Together, individual employees form teams, which require a different type of managing. Although teams are composed of individuals, an IT operations manager shouldn't attempt to run their team as nothing more than a collection of individuals.
It is vital that the team recognizes it has a greater aim and all people on the team are bought into that aim. If any aren't, the manager should find and deal with any underlying issues -- or, if necessary, remove the individual from the project to avoid bringing down the team as a whole.
Different teams have different responsibilities. For example, developers and IT ops have different aims, but must work together closely. Meanwhile, to ensure changes don't harm a platform's overall availability and stability, site reliability engineering teams need full visibility into what development and operations are doing. The IT ops manager ensures this all happens with as little friction as possible.
Work carried out by IT teams is usually based around one or more projects. The IT operations manager oversees all the projects assigned to the groups they are responsible for.
However, make sure not to get bogged down in day-to-day project management. This is what the project managers are there for, whereas the IT ops manager ensures that, overall, projects are progressing according to plan. Make sure issues and their root causes are identified rapidly and the right skills are applied to fix the problem.

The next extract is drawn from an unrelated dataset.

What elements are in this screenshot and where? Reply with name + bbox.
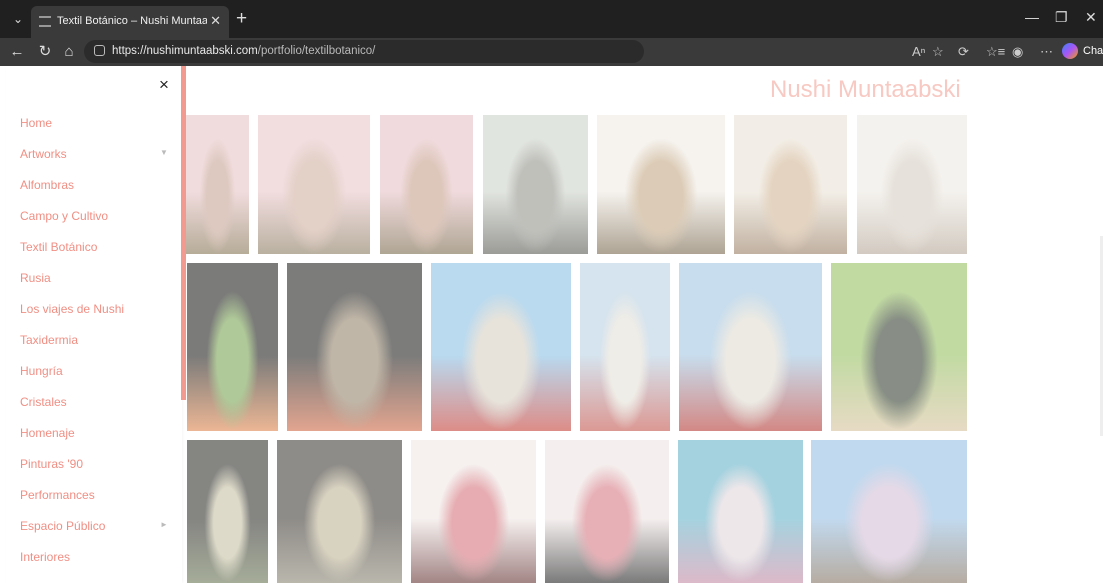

The skills required at the beginning of any project are different from those needed at the end. For example, people with novel ideas are necessary to get work off the ground. But toward the end, they can be a detriment, as new suggestions in the final stages can derail the project.
IT teams are not static -- an IT ops manager knows when to switch people in and out, working together with the project managers. They also understand how to do this in a manner that does not upset any individual concerned.
Keeping up to date with the IT industry
The tech world is highly dynamic, and IT operations managers must stay up to speed with new developments. In a leadership position, this no longer means knowing the latest patch to Windows Server or a Linux distro; it involves maintaining a working knowledge of different technologies that can help the organization.
An IT ops manager must keep their finger on the pulse of areas such as containers, cloud, data analytics, AI and machine learning. Implementing and managing these technologies should be left to those further down the chain who are responsible for ensuring a chosen tool or approach meets the organization's needs.
Developing communication skills
An IT operations manager must be capable of dealing with the business side. If the business doesn't have a good understanding of IT projects, IT ops will not be fully appreciated, which can lead to poor funding and support. An IT ops manager should be open, honest and capable of talking to the business side in its own language: profits, losses, sales impacts and lack of market reach.
The IT ops manager must also go to bat for their team. If there have been problems, own up to them and take responsibility. Don't blame individuals, unless what went wrong was down to malicious intent.
Finally, identify an existing successful IT ops manager and ask them to serve as a mentor. This can be the best way to ensure you become a good manager yourself rather than an example of the Peter Principle.